Vincent sighed and turned to face his son. "If you have any doubts, then don't go through with it. Me nor your mother will force you to go through with this. But know that this will be your only chance to regain your sight. Be sure that you are ready to face the rest of your life blind. I just don't want you to regret your decision, whatever that might be." He patted his son on the shoulder and went to scratch Sebastian behind the ear when the dog whined.

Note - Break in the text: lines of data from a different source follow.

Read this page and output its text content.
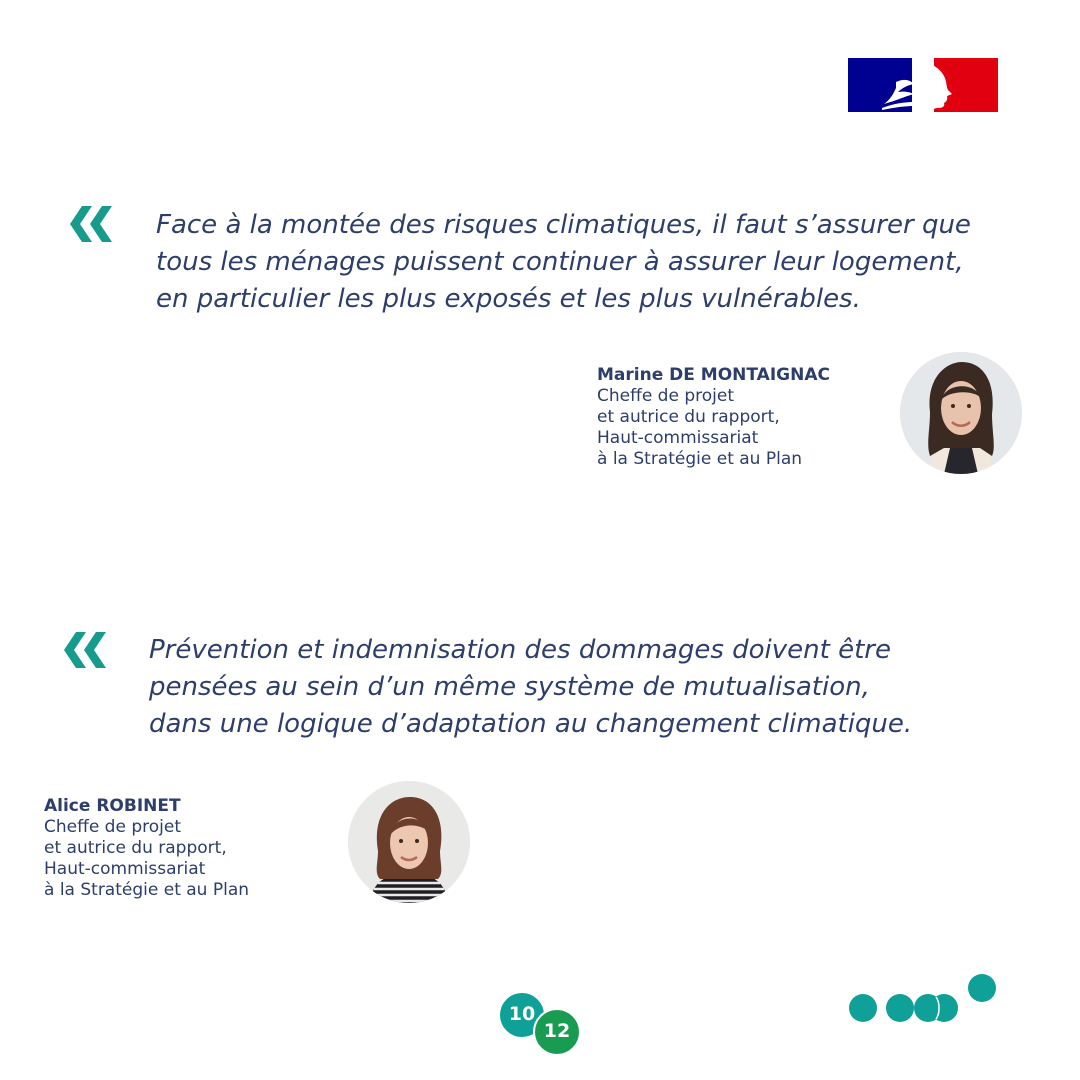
Face à la montée des risques climatiques, il faut s’assurer que
tous les ménages puissent continuer à assurer leur logement,
en particulier les plus exposés et les plus vulnérables.
Marine DE MONTAIGNAC
Cheffe de projet
et autrice du rapport,
Haut-commissariat
à la Stratégie et au Plan
Prévention et indemnisation des dommages doivent être
pensées au sein d’un même système de mutualisation,
dans une logique d’adaptation au changement climatique.
Alice ROBINET
Cheffe de projet
et autrice du rapport,
Haut-commissariat
à la Stratégie et au Plan
10
12
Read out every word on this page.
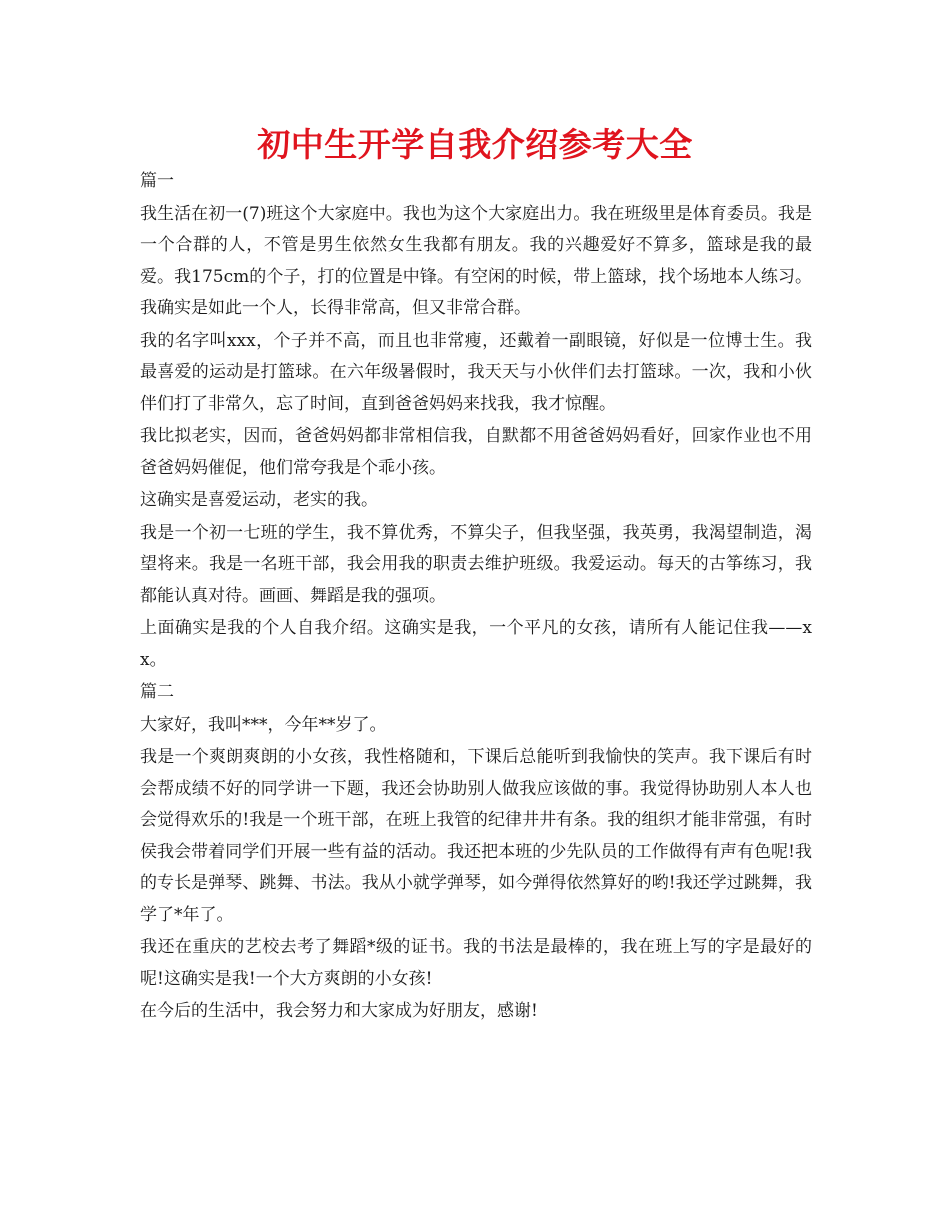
初中生开学自我介绍参考大全

篇一

我生活在初一(7)班这个大家庭中。我也为这个大家庭出力。我在班级里是体育委员。我是一个合群的人，不管是男生依然女生我都有朋友。我的兴趣爱好不算多，篮球是我的最爱。我175cm的个子，打的位置是中锋。有空闲的时候，带上篮球，找个场地本人练习。我确实是如此一个人，长得非常高，但又非常合群。

我的名字叫xxx，个子并不高，而且也非常瘦，还戴着一副眼镜，好似是一位博士生。我最喜爱的运动是打篮球。在六年级暑假时，我天天与小伙伴们去打篮球。一次，我和小伙伴们打了非常久，忘了时间，直到爸爸妈妈来找我，我才惊醒。

我比拟老实，因而，爸爸妈妈都非常相信我，自默都不用爸爸妈妈看好，回家作业也不用爸爸妈妈催促，他们常夸我是个乖小孩。

这确实是喜爱运动，老实的我。

我是一个初一七班的学生，我不算优秀，不算尖子，但我坚强，我英勇，我渴望制造，渴望将来。我是一名班干部，我会用我的职责去维护班级。我爱运动。每天的古筝练习，我都能认真对待。画画、舞蹈是我的强项。

上面确实是我的个人自我介绍。这确实是我，一个平凡的女孩，请所有人能记住我——xx。

篇二

大家好，我叫***，今年**岁了。

我是一个爽朗爽朗的小女孩，我性格随和，下课后总能听到我愉快的笑声。我下课后有时会帮成绩不好的同学讲一下题，我还会协助别人做我应该做的事。我觉得协助别人本人也会觉得欢乐的!我是一个班干部，在班上我管的纪律井井有条。我的组织才能非常强，有时侯我会带着同学们开展一些有益的活动。我还把本班的少先队员的工作做得有声有色呢!我的专长是弹琴、跳舞、书法。我从小就学弹琴，如今弹得依然算好的哟!我还学过跳舞，我学了*年了。

我还在重庆的艺校去考了舞蹈*级的证书。我的书法是最棒的，我在班上写的字是最好的呢!这确实是我!一个大方爽朗的小女孩!

在今后的生活中，我会努力和大家成为好朋友，感谢!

Ciel nodded slowly. "I know. Thanks, Dad. I'll be in my room." Standing up, he offered a small smile towards his father then left. When he was alone in his room, he let go of the harness. He had the layout of his room memorized. Three steps forward and five steps to the right, and there was his bed. From there, it was six steps to the left and he was by his favorite window seat.

Curled up on the seat, he pressed the side of his head against the windowpane and settled in to think about the important, and possibly life-changing, decision. There was no doubt in his mind that he wanted to see again. But the more fearful side of him kept bringing up the risks and complications involved. Sighing, he rubbed his forehead with his hand.

He began to think on what his father had said about facing the rest of his life being blind. He was eighteen now, and had recently begun to wonder what he could do. There were limited jobs that a blind person could hold, and he wasn't sure if he wanted to depend on his parents for income forever. Yes, he knew that they loved helping him and would willingly continue to do so, but he also knew that someday, he would like to be independent.

Ciel clenched his jaw. He had decided.